Too often, thresholds also divide human activity or communities according to social, ethnic, national, or economic characteristics. Architecture and planning can unwittingly contribute to these different forms of physical separation, especially in ways made visible through their practitioners’ interpretations of culture, religion, or legislation. As the academic disciplines that inform spatial practices, architecture and planning are themselves often similarly separated by disciplinary thresholds, inhibiting porosity between fields of research.
By definition, an individual discipline necessarily is organized around a self-referential center of discursive production, but this often happens at the expense of the richness found at the intersection of multiple disciplinary perspectives. Is architecture, in its compulsive drive to create the autonomous object, inherently hardening the thresholds separating it from other disciplines and, by extension, reproducing those schisms within the built environment?

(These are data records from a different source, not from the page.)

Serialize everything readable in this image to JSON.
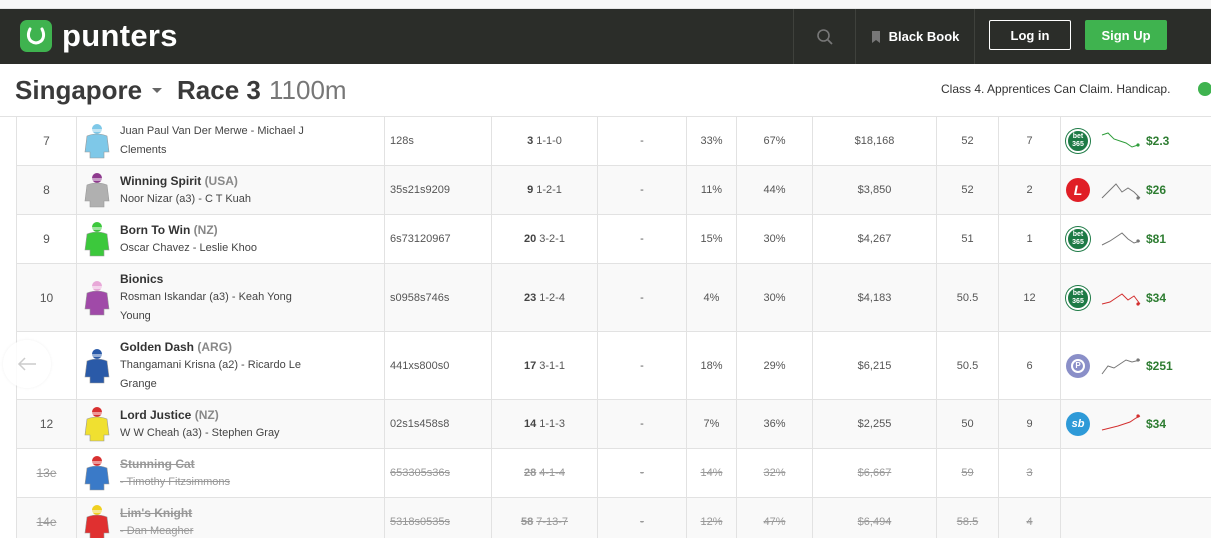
{
  "header": {
    "logo_text": "punters",
    "blackbook_label": "Black Book",
    "login_label": "Log in",
    "signup_label": "Sign Up"
  },
  "race": {
    "venue": "Singapore",
    "race_label": "Race 3",
    "distance": "1100m",
    "conditions": "Class 4. Apprentices Can Claim. Handicap."
  },
  "runners": [
    {
      "no": "7",
      "name": "",
      "country": "",
      "jockey_trainer": "Juan Paul Van Der Merwe - Michael J Clements",
      "form": "128s",
      "career_bold": "3",
      "career": "1-1-0",
      "dash": "-",
      "win": "33%",
      "place": "67%",
      "prize": "$18,168",
      "weight": "52",
      "barrier": "7",
      "bookie": "bet365",
      "price": "$2.3",
      "silk": "#7ec8e8",
      "cap": "#7ec8e8"
    },
    {
      "no": "8",
      "name": "Winning Spirit",
      "country": "(USA)",
      "jockey_trainer": "Noor Nizar (a3) - C T Kuah",
      "form": "35s21s9209",
      "career_bold": "9",
      "career": "1-2-1",
      "dash": "-",
      "win": "11%",
      "place": "44%",
      "prize": "$3,850",
      "weight": "52",
      "barrier": "2",
      "bookie": "ladbrokes",
      "price": "$26",
      "silk": "#b0b0b0",
      "cap": "#8e3a8e"
    },
    {
      "no": "9",
      "name": "Born To Win",
      "country": "(NZ)",
      "jockey_trainer": "Oscar Chavez - Leslie Khoo",
      "form": "6s73120967",
      "career_bold": "20",
      "career": "3-2-1",
      "dash": "-",
      "win": "15%",
      "place": "30%",
      "prize": "$4,267",
      "weight": "51",
      "barrier": "1",
      "bookie": "bet365",
      "price": "$81",
      "silk": "#3cc83c",
      "cap": "#3cc83c"
    },
    {
      "no": "10",
      "name": "Bionics",
      "country": "",
      "jockey_trainer": "Rosman Iskandar (a3) - Keah Yong Young",
      "form": "s0958s746s",
      "career_bold": "23",
      "career": "1-2-4",
      "dash": "-",
      "win": "4%",
      "place": "30%",
      "prize": "$4,183",
      "weight": "50.5",
      "barrier": "12",
      "bookie": "bet365",
      "price": "$34",
      "silk": "#a04aa8",
      "cap": "#e8a8d8"
    },
    {
      "no": "",
      "name": "Golden Dash",
      "country": "(ARG)",
      "jockey_trainer": "Thangamani Krisna (a2) - Ricardo Le Grange",
      "form": "441xs800s0",
      "career_bold": "17",
      "career": "3-1-1",
      "dash": "-",
      "win": "18%",
      "place": "29%",
      "prize": "$6,215",
      "weight": "50.5",
      "barrier": "6",
      "bookie": "pointsbet",
      "price": "$251",
      "silk": "#2a5aa8",
      "cap": "#2a5aa8"
    },
    {
      "no": "12",
      "name": "Lord Justice",
      "country": "(NZ)",
      "jockey_trainer": "W W Cheah (a3) - Stephen Gray",
      "form": "02s1s458s8",
      "career_bold": "14",
      "career": "1-1-3",
      "dash": "-",
      "win": "7%",
      "place": "36%",
      "prize": "$2,255",
      "weight": "50",
      "barrier": "9",
      "bookie": "sportsbet",
      "price": "$34",
      "silk": "#f0e030",
      "cap": "#d83030"
    },
    {
      "no": "13e",
      "name": "Stunning Cat",
      "country": "",
      "jockey_trainer": "- Timothy Fitzsimmons",
      "form": "653305s36s",
      "career_bold": "28",
      "career": "4-1-4",
      "dash": "-",
      "win": "14%",
      "place": "32%",
      "prize": "$6,667",
      "weight": "59",
      "barrier": "3",
      "bookie": "",
      "price": "",
      "silk": "#3a7ac8",
      "cap": "#d83030"
    },
    {
      "no": "14e",
      "name": "Lim's Knight",
      "country": "",
      "jockey_trainer": "- Dan Meagher",
      "form": "5318s0535s",
      "career_bold": "58",
      "career": "7-13-7",
      "dash": "-",
      "win": "12%",
      "place": "47%",
      "prize": "$6,494",
      "weight": "58.5",
      "barrier": "4",
      "bookie": "",
      "price": "",
      "silk": "#e03030",
      "cap": "#f0d020"
    }
  ],
  "colors": {
    "brand_green": "#3fb34f",
    "header_dark": "#2b2d29",
    "price_green": "#2e7d32"
  },
  "icons": [
    "horseshoe-icon",
    "search-icon",
    "bookmark-icon",
    "clock-icon",
    "arrow-left-icon",
    "jockey-silk-icon",
    "sparkline-icon"
  ]
}
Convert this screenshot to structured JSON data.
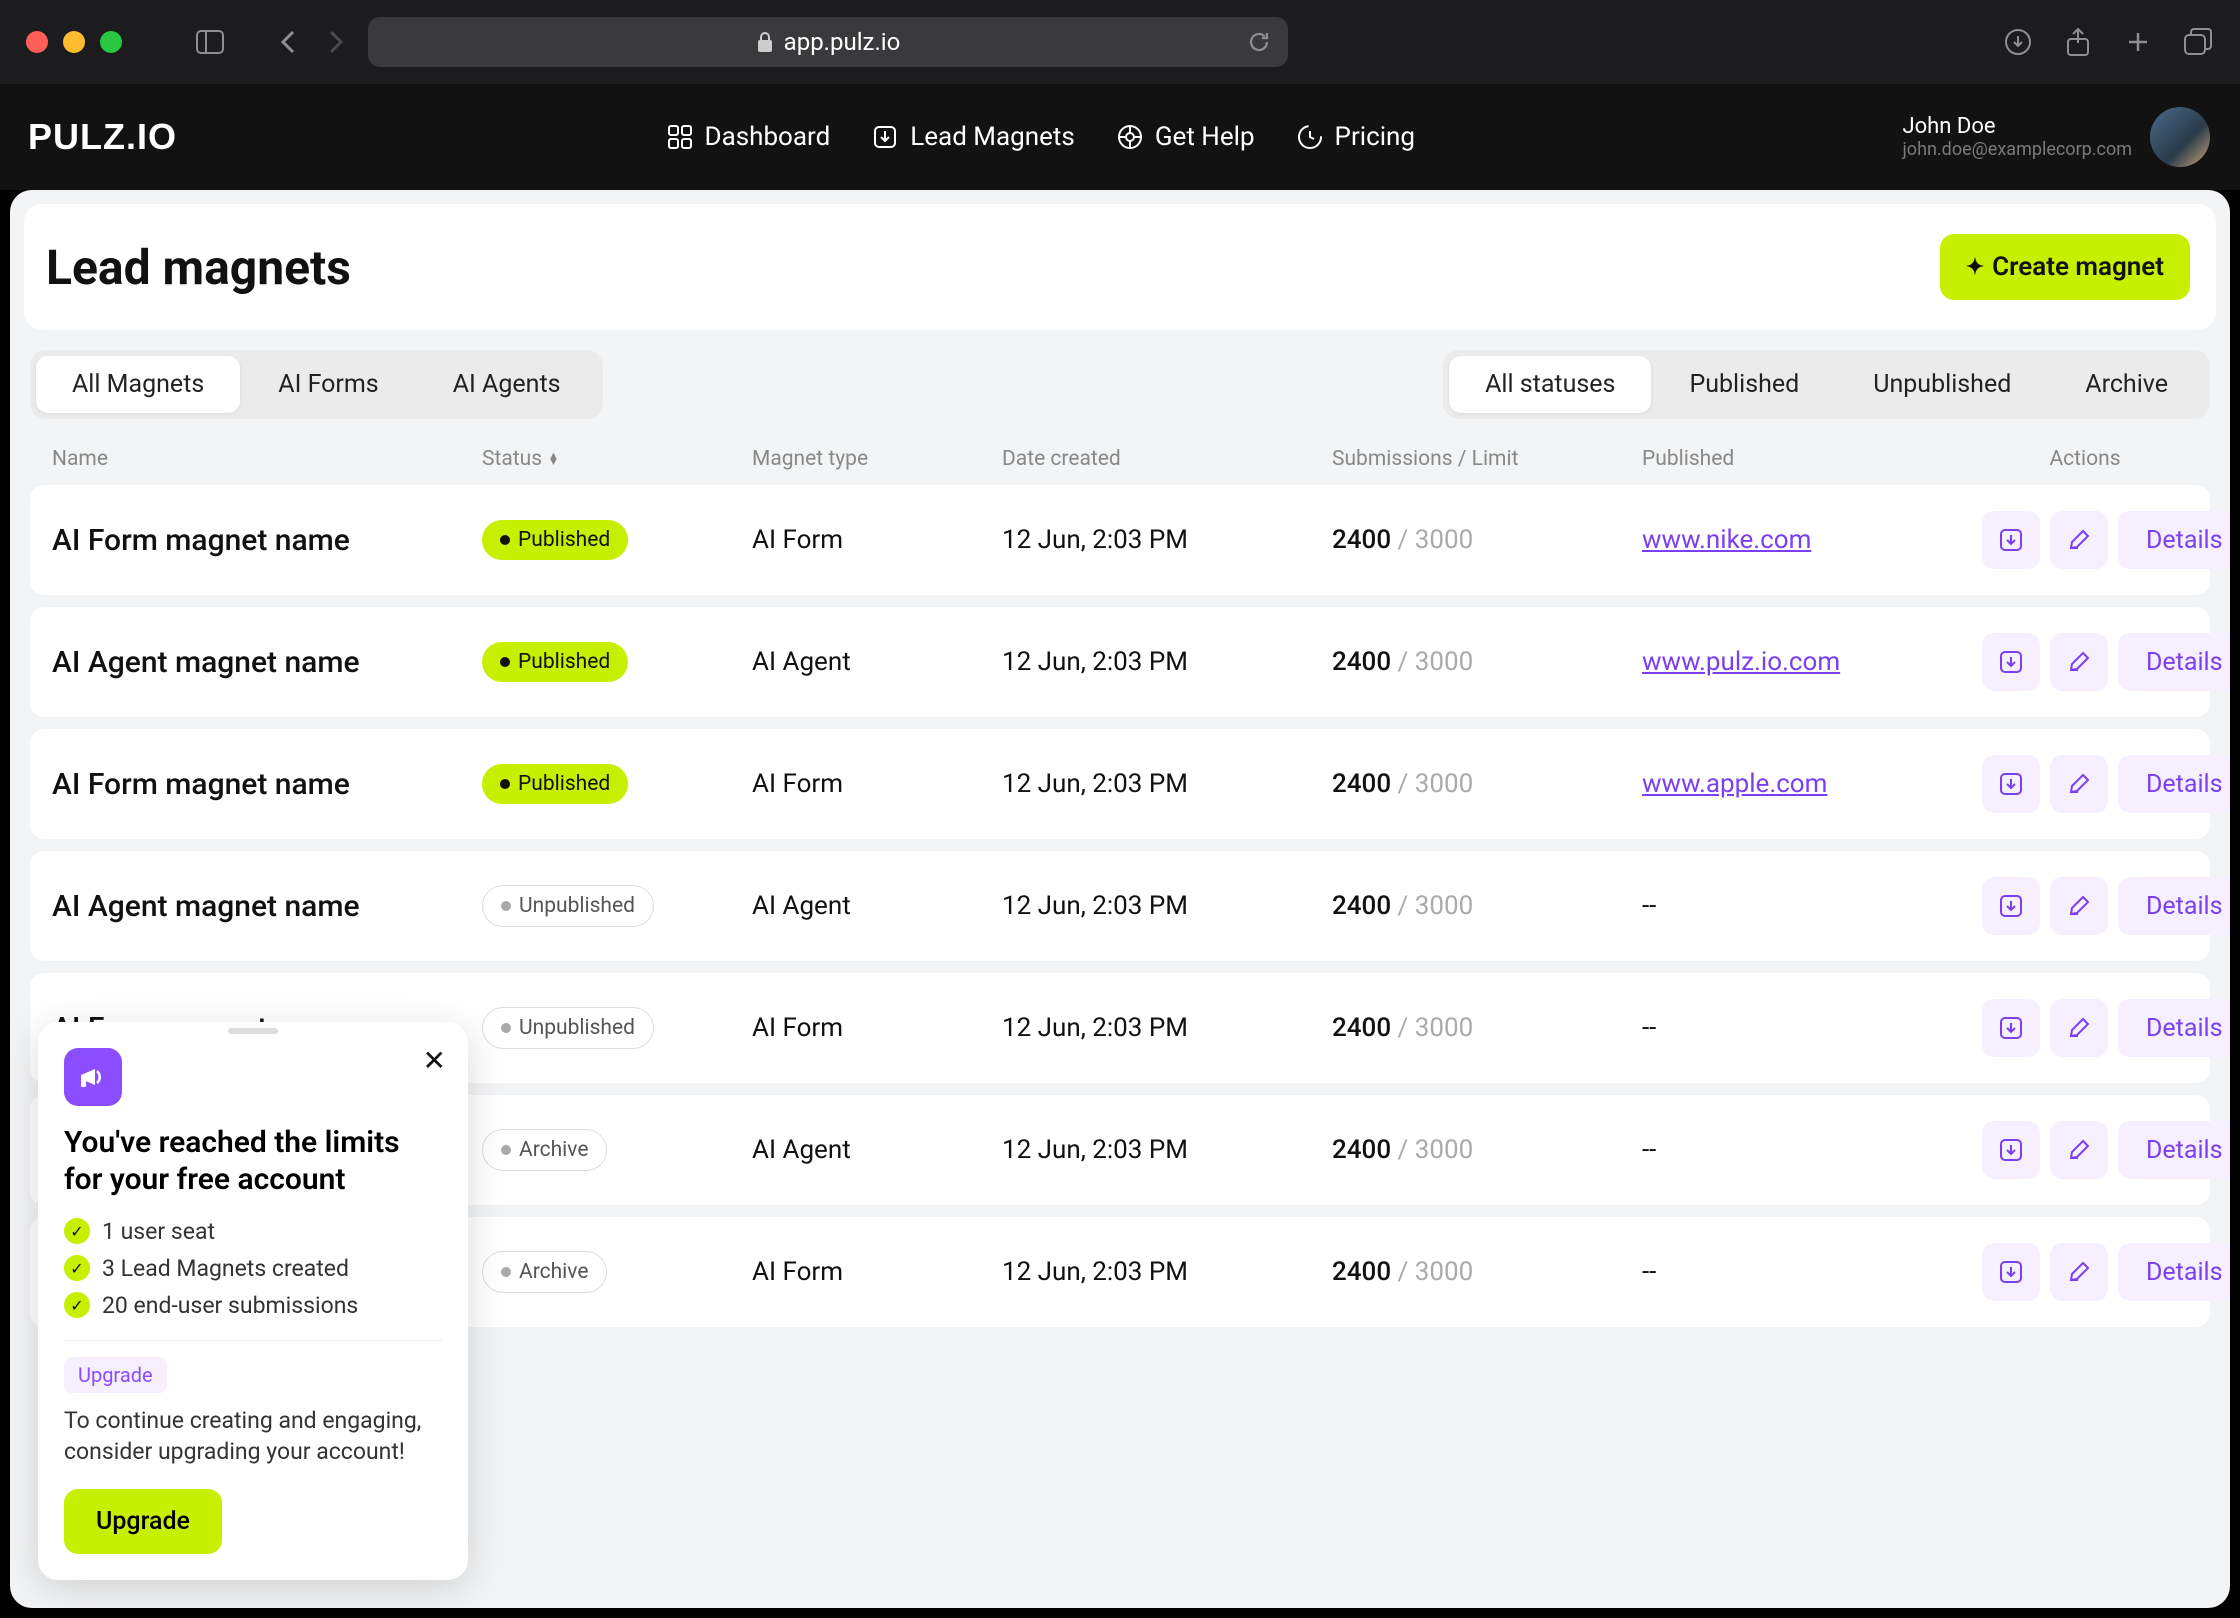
{
  "browser": {
    "url": "app.pulz.io"
  },
  "app": {
    "logo": "PULZ.IO",
    "nav": {
      "dashboard": "Dashboard",
      "lead_magnets": "Lead Magnets",
      "get_help": "Get Help",
      "pricing": "Pricing"
    },
    "user": {
      "name": "John Doe",
      "email": "john.doe@examplecorp.com"
    }
  },
  "page": {
    "title": "Lead magnets",
    "create_button": "Create magnet"
  },
  "tabs_left": {
    "all": "All Magnets",
    "forms": "AI Forms",
    "agents": "AI Agents"
  },
  "tabs_right": {
    "all": "All statuses",
    "published": "Published",
    "unpublished": "Unpublished",
    "archive": "Archive"
  },
  "columns": {
    "name": "Name",
    "status": "Status",
    "type": "Magnet type",
    "date": "Date created",
    "sub": "Submissions / Limit",
    "pub": "Published",
    "act": "Actions"
  },
  "status_labels": {
    "published": "Published",
    "unpublished": "Unpublished",
    "archive": "Archive"
  },
  "actions": {
    "details": "Details"
  },
  "rows": [
    {
      "name": "AI Form magnet name",
      "status": "published",
      "type": "AI Form",
      "date": "12 Jun, 2:03 PM",
      "used": "2400",
      "limit": "3000",
      "pub_url": "www.nike.com"
    },
    {
      "name": "AI Agent magnet name",
      "status": "published",
      "type": "AI Agent",
      "date": "12 Jun, 2:03 PM",
      "used": "2400",
      "limit": "3000",
      "pub_url": "www.pulz.io.com"
    },
    {
      "name": "AI Form magnet name",
      "status": "published",
      "type": "AI Form",
      "date": "12 Jun, 2:03 PM",
      "used": "2400",
      "limit": "3000",
      "pub_url": "www.apple.com"
    },
    {
      "name": "AI Agent magnet name",
      "status": "unpublished",
      "type": "AI Agent",
      "date": "12 Jun, 2:03 PM",
      "used": "2400",
      "limit": "3000",
      "pub_url": "--"
    },
    {
      "name": "AI Form magnet name",
      "status": "unpublished",
      "type": "AI Form",
      "date": "12 Jun, 2:03 PM",
      "used": "2400",
      "limit": "3000",
      "pub_url": "--"
    },
    {
      "name": "",
      "status": "archive",
      "type": "AI Agent",
      "date": "12 Jun, 2:03 PM",
      "used": "2400",
      "limit": "3000",
      "pub_url": "--"
    },
    {
      "name": "",
      "status": "archive",
      "type": "AI Form",
      "date": "12 Jun, 2:03 PM",
      "used": "2400",
      "limit": "3000",
      "pub_url": "--"
    }
  ],
  "popup": {
    "title": "You've reached the limits for your free account",
    "items": [
      "1 user seat",
      "3 Lead Magnets created",
      "20 end-user submissions"
    ],
    "tag": "Upgrade",
    "body": "To continue creating and engaging, consider upgrading your account!",
    "button": "Upgrade"
  }
}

Can architecture and planning intentionally construct soft thresholds – lines that are easily traversed, even temporarily erased – thereby allowing for multiple perspectives across different modes of research and practice and catalyzing disciplinary and social connections? What, then, is the physical expression of a soft threshold – a space that is visually and physically porous, plural in spirit, encompassing of its context, and yet rigorous in its expression? In this talk, Mehortra discusses these and other considerations with reference to the current GSD exhibition of the same title, on the works of RMA Architects, Mumbai + Boston, representing the compulsive drive of the practice to construct soft thresholds – through research, engagement with the city, and making of architecture.